Electronic – Eagle PCB duplicating parts

componentseaglefpgapcb

I've recently designed a FPGA breakout board using an FPGA BGA package, and due to the lack of packages I had on hand, I got the BGA-256 and drew new symbols and updated the connections from scratch.

Everything was spot on until I started drawing the schematic – upon a quick spot check to the PCB layout, my one BGA had turned into two identically-oriented packages with identical airwires as well as identical pin consolidation within the BGA array.

Any ideas on how to correct this issue? I cannot delete the duplicate part because if I do, I receive the "No forward-/backward-annotation can be performed!" error. Here's the schematic:
enter image description here

Board with "cloned" device:
enter image description here

So, what I was trying to do is put two pairs (four FPGAs) of FPGAs together for bitcoin mining onto a DIMM-form card that can "hot socket" into a multi-socket backplane/motherboard that carries the I/O and interface devices.

To save space and prevent from cluttering the schematic excessively, I decided to only connect pins that I determined were needed for my setup, namely the configuration and power pins and certain pins from I/O banks 0 to 3. Mapping these pins would also give me a much clearer view upon routing.

This is why the FPGA symbol in the schematic is multi-grouped and not a standard shape or size. The larger symbol to the left is a representation of the DIMM edge connector that I will build these FPGAs to. The only connection I have made at the point of screen capturing was to tie low all appropriate grounding points on the edge connector and FPGA ballout.
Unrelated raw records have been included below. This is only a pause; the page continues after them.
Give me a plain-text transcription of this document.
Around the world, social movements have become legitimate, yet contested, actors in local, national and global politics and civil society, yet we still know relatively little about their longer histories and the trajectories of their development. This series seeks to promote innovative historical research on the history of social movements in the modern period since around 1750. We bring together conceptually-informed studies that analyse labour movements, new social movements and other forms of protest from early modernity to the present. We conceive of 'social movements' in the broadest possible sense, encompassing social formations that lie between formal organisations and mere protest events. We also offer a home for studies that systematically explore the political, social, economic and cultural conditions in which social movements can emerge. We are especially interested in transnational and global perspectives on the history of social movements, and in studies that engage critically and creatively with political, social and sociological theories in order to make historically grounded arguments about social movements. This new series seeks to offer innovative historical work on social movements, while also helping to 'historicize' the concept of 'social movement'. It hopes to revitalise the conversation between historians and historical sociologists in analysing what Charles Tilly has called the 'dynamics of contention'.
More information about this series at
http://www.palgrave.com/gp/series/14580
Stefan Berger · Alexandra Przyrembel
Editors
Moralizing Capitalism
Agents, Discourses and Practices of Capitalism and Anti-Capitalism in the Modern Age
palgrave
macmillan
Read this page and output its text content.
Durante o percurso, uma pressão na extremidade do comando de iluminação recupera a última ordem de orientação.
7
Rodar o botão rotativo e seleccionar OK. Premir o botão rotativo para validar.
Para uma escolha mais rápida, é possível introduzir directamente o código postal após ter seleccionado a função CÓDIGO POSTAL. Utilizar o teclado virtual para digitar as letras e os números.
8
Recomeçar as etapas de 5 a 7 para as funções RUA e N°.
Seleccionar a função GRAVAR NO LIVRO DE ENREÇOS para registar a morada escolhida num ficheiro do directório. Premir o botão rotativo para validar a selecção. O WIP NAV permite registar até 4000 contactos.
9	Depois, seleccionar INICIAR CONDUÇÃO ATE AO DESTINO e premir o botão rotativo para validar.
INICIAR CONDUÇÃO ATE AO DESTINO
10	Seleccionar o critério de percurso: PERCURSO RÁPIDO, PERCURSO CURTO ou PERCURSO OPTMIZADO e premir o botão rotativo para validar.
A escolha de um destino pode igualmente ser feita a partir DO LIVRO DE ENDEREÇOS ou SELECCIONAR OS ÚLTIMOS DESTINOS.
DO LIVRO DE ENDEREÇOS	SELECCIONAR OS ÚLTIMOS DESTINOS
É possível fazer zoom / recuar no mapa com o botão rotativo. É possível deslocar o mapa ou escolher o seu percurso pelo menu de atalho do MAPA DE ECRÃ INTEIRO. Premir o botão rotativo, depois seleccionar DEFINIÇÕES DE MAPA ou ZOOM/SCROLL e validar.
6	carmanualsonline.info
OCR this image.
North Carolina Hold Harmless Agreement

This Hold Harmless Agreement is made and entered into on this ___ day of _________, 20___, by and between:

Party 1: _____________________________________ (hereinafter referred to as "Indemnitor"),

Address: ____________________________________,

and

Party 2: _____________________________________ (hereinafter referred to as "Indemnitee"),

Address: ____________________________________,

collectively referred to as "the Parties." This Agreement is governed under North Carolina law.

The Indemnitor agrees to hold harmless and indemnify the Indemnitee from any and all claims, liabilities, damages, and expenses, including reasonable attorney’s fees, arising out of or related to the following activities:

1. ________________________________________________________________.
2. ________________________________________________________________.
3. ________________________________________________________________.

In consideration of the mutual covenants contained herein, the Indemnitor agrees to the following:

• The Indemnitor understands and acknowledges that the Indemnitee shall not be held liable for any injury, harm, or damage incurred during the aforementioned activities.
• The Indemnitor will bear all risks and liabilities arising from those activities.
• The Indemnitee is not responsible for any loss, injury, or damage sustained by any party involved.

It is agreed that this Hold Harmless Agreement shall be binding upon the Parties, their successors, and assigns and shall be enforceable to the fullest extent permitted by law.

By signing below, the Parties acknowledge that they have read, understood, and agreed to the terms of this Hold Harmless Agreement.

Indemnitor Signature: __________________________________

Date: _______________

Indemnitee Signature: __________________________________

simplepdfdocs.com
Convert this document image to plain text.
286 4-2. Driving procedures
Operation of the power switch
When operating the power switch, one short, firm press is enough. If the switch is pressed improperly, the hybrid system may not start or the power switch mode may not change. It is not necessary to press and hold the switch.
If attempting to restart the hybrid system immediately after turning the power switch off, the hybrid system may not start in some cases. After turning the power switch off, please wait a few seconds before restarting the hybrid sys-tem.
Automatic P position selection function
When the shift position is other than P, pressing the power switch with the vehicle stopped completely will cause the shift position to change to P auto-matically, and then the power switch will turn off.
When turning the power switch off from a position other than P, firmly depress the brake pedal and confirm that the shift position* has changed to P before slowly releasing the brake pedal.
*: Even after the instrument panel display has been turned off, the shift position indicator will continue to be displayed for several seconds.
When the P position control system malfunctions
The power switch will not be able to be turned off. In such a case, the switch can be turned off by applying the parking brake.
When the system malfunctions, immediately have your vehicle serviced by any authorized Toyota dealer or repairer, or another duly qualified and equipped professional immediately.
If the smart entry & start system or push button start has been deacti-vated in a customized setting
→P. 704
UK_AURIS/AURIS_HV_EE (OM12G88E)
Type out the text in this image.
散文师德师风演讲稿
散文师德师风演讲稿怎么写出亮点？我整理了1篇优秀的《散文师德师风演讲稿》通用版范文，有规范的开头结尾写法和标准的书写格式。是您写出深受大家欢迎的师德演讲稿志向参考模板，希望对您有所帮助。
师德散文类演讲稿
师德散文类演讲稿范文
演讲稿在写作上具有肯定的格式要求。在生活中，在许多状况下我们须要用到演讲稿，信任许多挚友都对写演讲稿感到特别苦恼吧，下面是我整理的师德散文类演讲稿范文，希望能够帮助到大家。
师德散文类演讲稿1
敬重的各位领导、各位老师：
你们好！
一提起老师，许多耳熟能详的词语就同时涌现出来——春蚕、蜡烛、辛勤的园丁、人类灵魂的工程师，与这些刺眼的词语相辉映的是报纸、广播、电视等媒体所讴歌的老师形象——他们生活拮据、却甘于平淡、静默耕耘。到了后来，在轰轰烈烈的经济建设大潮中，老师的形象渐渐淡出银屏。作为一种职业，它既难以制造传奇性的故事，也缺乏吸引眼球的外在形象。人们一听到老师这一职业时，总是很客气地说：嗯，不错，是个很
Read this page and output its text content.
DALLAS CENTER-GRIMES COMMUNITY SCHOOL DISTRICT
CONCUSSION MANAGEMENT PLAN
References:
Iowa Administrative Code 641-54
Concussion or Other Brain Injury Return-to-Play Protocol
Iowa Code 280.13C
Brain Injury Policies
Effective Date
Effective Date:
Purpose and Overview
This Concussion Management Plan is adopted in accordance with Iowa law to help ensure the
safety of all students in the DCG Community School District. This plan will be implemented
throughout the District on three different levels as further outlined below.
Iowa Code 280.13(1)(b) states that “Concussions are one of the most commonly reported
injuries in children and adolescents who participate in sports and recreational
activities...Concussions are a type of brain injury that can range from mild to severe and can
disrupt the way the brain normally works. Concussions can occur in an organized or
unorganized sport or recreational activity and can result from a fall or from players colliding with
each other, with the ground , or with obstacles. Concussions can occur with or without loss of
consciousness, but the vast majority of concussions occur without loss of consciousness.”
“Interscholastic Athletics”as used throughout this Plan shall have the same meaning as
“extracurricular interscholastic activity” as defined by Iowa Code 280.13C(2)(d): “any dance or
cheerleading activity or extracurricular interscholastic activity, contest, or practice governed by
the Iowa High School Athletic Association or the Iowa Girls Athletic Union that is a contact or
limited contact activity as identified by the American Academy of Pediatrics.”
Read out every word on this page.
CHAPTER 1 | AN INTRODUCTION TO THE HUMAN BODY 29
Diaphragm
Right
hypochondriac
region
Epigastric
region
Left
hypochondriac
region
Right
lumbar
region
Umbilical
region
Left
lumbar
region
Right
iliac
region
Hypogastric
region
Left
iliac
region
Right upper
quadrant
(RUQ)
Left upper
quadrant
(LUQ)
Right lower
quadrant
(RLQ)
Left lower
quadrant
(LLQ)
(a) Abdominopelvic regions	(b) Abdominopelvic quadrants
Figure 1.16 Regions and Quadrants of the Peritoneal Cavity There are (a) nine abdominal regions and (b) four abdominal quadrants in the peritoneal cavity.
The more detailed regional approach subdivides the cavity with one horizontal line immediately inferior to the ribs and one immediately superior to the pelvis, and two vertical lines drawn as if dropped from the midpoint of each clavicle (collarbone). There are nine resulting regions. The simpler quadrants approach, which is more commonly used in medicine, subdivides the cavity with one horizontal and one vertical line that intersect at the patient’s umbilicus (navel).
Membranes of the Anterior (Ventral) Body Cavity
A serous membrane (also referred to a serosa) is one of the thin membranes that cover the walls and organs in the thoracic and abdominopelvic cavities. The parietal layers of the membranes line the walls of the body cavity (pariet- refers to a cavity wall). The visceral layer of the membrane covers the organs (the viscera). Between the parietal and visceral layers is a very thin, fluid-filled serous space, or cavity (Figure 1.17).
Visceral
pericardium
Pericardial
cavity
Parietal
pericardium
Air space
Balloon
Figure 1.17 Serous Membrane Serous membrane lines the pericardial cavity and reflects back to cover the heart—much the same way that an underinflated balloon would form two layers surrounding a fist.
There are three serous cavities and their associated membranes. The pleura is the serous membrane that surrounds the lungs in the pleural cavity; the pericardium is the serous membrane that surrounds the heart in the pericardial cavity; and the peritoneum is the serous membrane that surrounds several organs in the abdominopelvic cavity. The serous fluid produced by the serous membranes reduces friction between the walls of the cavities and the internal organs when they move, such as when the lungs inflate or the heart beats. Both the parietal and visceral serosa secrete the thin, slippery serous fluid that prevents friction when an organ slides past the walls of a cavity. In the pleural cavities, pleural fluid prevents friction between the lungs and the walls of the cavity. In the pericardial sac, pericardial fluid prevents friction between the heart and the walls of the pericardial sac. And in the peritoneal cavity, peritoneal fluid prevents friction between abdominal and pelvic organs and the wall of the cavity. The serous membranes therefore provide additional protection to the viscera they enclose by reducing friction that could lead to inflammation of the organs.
At first glance, because I stated I was using two pairs, having second copies may seem to make my life easier; but instead of having two pairs in parallel, I would have two doing the exact same thing.

Best Answer

My hypothesis is that the FPGA in the schematic is drawn as multiple sub-components along the lines of U51A, U51B, U52C, etc. U52C was intended as U51C, that's the error. Even though there is only one sub-component of U52 present, Eagle adds the whole IC to the board.

** I've made up the designators U51 and U52. The images in the O.P. have low resolution, and the designators aren't readable. I'm guessing that slender vertical component on the left is the connector, and the group of components on the right is the FPGA split into multiple sub-components.